Sunday, April 4, 2010

Analyzing 19 Minutes, by Jodi Picoult

My spring break: relaxing on the beach at Hilton Head, S.C. with the sun on my head, my feet in the surf, and Carey and Anne giggling ecstatically over discoveries of shells and sand dollars and starfish.

The rest of my spring break: reading in various contorted positions (timeshares do not come with comfortable sofas, chairs, or beds). Nevertheless, the books were hard to put down.

19 Minutes, by Jodi Picoult.
Chose this book because I recently discovered that "women's fiction" is a high on the list of genres that agents are looking for. I'm pretty sure my book Raining Toward Heaven falls in the Women's fiction genre, but I figured I'd better start reading heavily in this genre to learn more about it (Also recently finished Lisa Samson's the Church Ladies, another excellent women's fiction book). I'm new to Jodi Picoult, but I'll definitely be reading more her books after this one.

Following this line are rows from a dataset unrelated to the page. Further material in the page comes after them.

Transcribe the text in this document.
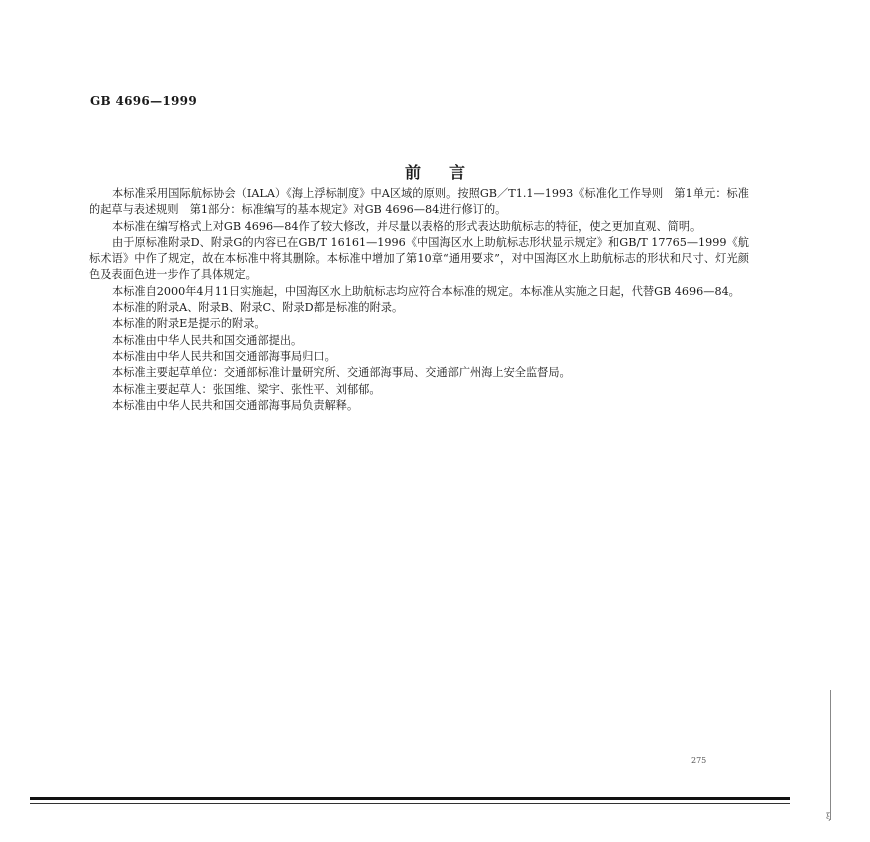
GB 4696—1999
前言

本标准采用国际航标协会（IALA）《海上浮标制度》中A区域的原则。按照GB／T1.1—1993《标准化工作导则　第1单元：标准的起草与表述规则　第1部分：标准编写的基本规定》对GB 4696—84进行修订的。

本标准在编写格式上对GB 4696—84作了较大修改，并尽量以表格的形式表达助航标志的特征，使之更加直观、简明。

由于原标准附录D、附录G的内容已在GB/T 16161—1996《中国海区水上助航标志形状显示规定》和GB/T 17765—1999《航标术语》中作了规定，故在本标准中将其删除。本标准中增加了第10章“通用要求”，对中国海区水上助航标志的形状和尺寸、灯光颜色及表面色进一步作了具体规定。

本标准自2000年4月11日实施起，中国海区水上助航标志均应符合本标准的规定。本标准从实施之日起，代替GB 4696—84。

本标准的附录A、附录B、附录C、附录D都是标准的附录。

本标准的附录E是提示的附录。

本标准由中华人民共和国交通部提出。

本标准由中华人民共和国交通部海事局归口。

本标准主要起草单位：交通部标准计量研究所、交通部海事局、交通部广州海上安全监督局。

本标准主要起草人：张国维、梁宇、张性平、刘郁郁。

本标准由中华人民共和国交通部海事局负责解释。

275
ξ
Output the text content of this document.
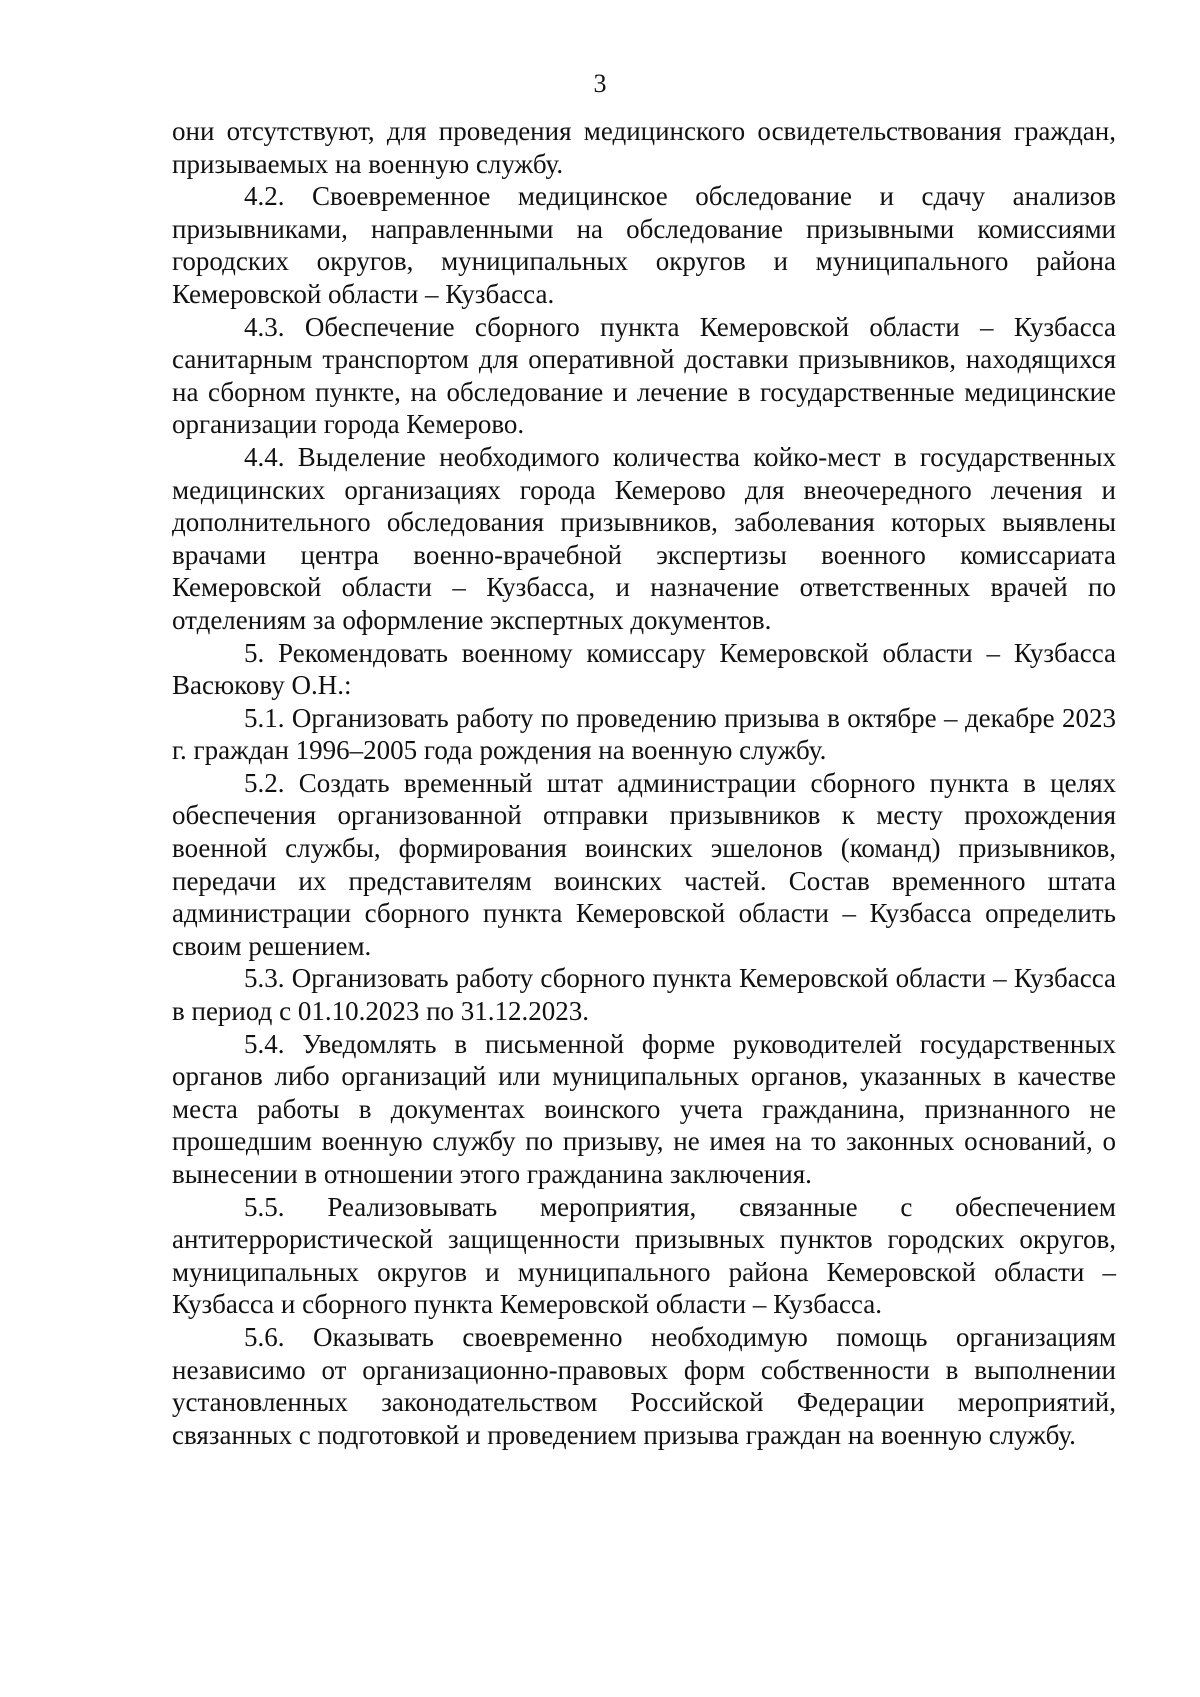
3

они отсутствуют, для проведения медицинского освидетельствования граждан, призываемых на военную службу.

4.2. Своевременное медицинское обследование и сдачу анализов призывниками, направленными на обследование призывными комиссиями городских округов, муниципальных округов и муниципального района Кемеровской области – Кузбасса.

4.3. Обеспечение сборного пункта Кемеровской области – Кузбасса санитарным транспортом для оперативной доставки призывников, находящихся на сборном пункте, на обследование и лечение в государственные медицинские организации города Кемерово.

4.4. Выделение необходимого количества койко-мест в государственных медицинских организациях города Кемерово для внеочередного лечения и дополнительного обследования призывников, заболевания которых выявлены врачами центра военно-врачебной экспертизы военного комиссариата Кемеровской области – Кузбасса, и назначение ответственных врачей по отделениям за оформление экспертных документов.

5. Рекомендовать военному комиссару Кемеровской области – Кузбасса Васюкову О.Н.:

5.1. Организовать работу по проведению призыва в октябре – декабре 2023 г. граждан 1996–2005 года рождения на военную службу.

5.2. Создать временный штат администрации сборного пункта в целях обеспечения организованной отправки призывников к месту прохождения военной службы, формирования воинских эшелонов (команд) призывников, передачи их представителям воинских частей. Состав временного штата администрации сборного пункта Кемеровской области – Кузбасса определить своим решением.

5.3. Организовать работу сборного пункта Кемеровской области – Кузбасса в период с 01.10.2023 по 31.12.2023.

5.4. Уведомлять в письменной форме руководителей государственных органов либо организаций или муниципальных органов, указанных в качестве места работы в документах воинского учета гражданина, признанного не прошедшим военную службу по призыву, не имея на то законных оснований, о вынесении в отношении этого гражданина заключения.

5.5. Реализовывать мероприятия, связанные с обеспечением антитеррористической защищенности призывных пунктов городских округов, муниципальных округов и муниципального района Кемеровской области – Кузбасса и сборного пункта Кемеровской области – Кузбасса.

5.6. Оказывать своевременно необходимую помощь организациям независимо от организационно-правовых форм собственности в выполнении установленных законодательством Российской Федерации мероприятий, связанных с подготовкой и проведением призыва граждан на военную службу.
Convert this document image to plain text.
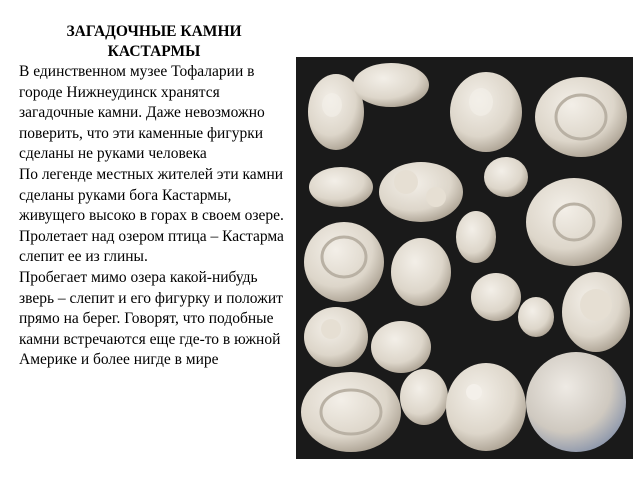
ЗАГАДОЧНЫЕ КАМНИ
КАСТАРМЫ

В единственном музее Тофаларии в городе Нижнеудинск хранятся загадочные камни. Даже невозможно поверить, что эти каменные фигурки сделаны не руками человека

По легенде местных жителей эти камни сделаны руками бога Кастармы, живущего высоко в горах в своем озере. Пролетает над озером птица – Кастарма слепит ее из глины.

Пробегает мимо озера какой-нибудь зверь – слепит и его фигурку и положит прямо на берег. Говорят, что подобные камни встречаются еще где-то в южной Америке и более нигде в мире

Actually I'm not sure if this book was women's fiction, it really fit more in the mainstream "high concept" category. It's a very well-crafted fictional account of a high-school massacre similar to the one in Columbine, exploring the motivation behind the killer, and the impact of his act on the community, his family, his closest friend, and himself.

What I learned from 19 Minutes:

How characterization, depth and suspense is built in a series of relatively short scenes and shifting points of view. Each scene starts with some simple action that also serves as characterization and provides setting, moves into the character's thoughts, and includes some interaction and dialogue. Sometimes the order is different - sometimes the dialogue comes first, sometimes the thoughts come first. Many of scenes (especially in the beginning) are unusual, for instance a teenager forcing herself to take a scalding hot shower, a midwife delivering a baby, a judge forgetting her backdoor key and having to enter the court building by the front entrance along with everyone else, a professor whose occupation is unusual: he studies the economics of happiness.

Put your characters in unusual situations or situations that are familiar to them, but with a twist.
My other spring break book: the Weight of Glory, by C.S. Lewis. Not fiction, but I took lots of notes anyway. Not that I could ever hope to aspire to this level of writing, because it's just brilliant. I've been reading Lewis for years, but he never fails to amaze me, how he comes up with illustrations of things like faith and reason and writes about them with the same precision and beauty as an artist like Michelangelo paints or sculpts a masterpiece. This collection of essays is the best I've read after his Mere Christianity and the Chronicles of Narnia. Makes me glad that I still have several of his books to read, because I know I have more to look forward to.